The thing that the photojournalist Don McCullin likes best of all now, he tells me, is to stand on Hadrian’s Wall in Northumberland in a blizzard. He made his name in conflicts in Vietnam, Cambodia, Biafra, Uganda — hot places full of fury, panic and death — but these days he finds his greatest solace in the English landscape. I can see why he is drawn to that wild part of Britain: its isolated beauty, the feeling of being roughed up by the elements but not destroyed by them. Clean air, too: you must get a cool, fresh lungful up there.
He’s 80 years old in October: talking to him at home in Somerset, I get the sense he’s been coming up for air all his life. There wasn’t much oxygen, either physically or intellectually, where he grew up, in a damp, two-room tenement home in London’s Finsbury Park. His father, a gentle man, was permanently invalided with chronic asthma exacerbated by the coal-fire smog of the era: ‘He couldn’t walk very far or breathe very well.’ He loved his father dearly — ‘he meant the world to me’ — and his death, when McCullin was 14, was a crushing blow. ‘It made me aggressive,’ he says. ‘I said, “I’m going to give up God.”’

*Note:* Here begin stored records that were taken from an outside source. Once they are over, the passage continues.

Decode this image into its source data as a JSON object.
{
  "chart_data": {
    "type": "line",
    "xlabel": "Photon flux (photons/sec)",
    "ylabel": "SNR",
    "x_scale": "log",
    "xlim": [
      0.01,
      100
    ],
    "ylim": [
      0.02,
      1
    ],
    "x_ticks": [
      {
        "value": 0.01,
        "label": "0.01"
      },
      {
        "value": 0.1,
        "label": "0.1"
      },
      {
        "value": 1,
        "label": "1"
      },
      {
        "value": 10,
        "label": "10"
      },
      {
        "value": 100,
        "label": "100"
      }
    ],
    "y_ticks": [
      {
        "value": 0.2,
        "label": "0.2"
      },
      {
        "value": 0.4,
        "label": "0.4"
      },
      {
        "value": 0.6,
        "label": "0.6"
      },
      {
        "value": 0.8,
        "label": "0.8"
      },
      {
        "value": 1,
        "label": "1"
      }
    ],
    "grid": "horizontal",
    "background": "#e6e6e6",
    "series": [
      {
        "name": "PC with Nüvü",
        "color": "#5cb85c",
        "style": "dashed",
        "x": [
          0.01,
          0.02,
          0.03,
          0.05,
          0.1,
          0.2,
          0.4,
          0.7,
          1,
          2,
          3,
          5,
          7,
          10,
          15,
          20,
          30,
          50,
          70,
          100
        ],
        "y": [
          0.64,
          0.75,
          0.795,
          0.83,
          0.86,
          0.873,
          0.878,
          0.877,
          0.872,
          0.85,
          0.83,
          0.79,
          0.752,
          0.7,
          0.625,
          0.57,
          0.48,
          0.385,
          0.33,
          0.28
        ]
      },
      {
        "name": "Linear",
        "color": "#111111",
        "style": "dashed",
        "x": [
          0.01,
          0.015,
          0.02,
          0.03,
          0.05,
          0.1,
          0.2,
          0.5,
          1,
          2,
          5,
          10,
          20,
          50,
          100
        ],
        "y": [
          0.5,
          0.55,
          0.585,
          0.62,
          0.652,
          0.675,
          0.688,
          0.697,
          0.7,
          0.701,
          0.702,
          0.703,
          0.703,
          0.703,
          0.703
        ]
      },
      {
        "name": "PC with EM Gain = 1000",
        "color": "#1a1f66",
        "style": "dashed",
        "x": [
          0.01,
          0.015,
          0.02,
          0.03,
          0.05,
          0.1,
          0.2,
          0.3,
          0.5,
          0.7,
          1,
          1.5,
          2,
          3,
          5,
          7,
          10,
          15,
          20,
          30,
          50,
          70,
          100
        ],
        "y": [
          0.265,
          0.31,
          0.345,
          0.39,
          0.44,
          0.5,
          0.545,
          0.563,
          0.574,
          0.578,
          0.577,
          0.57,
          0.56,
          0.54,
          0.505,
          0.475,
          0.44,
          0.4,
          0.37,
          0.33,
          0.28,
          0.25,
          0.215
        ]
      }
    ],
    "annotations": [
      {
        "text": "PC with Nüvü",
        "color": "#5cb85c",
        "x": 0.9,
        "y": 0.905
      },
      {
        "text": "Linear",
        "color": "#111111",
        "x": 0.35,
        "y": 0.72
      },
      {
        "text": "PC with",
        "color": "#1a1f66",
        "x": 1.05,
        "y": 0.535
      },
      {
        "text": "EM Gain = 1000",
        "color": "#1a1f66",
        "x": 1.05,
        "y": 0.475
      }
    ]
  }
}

He was left with his two younger siblings and his mother, a fiery, strong woman who was often primed for a scrap. ‘When she gave you a clout you knew what time of day it was.’ Was he close to her? ‘Too close. I found her oppressive, really.’ His dyslexia made learning difficult, and he used to play truant and go and hunt for grass snakes and birds’ eggs at the end of the Piccadilly line. He went to work on the railways at 15 to support his family.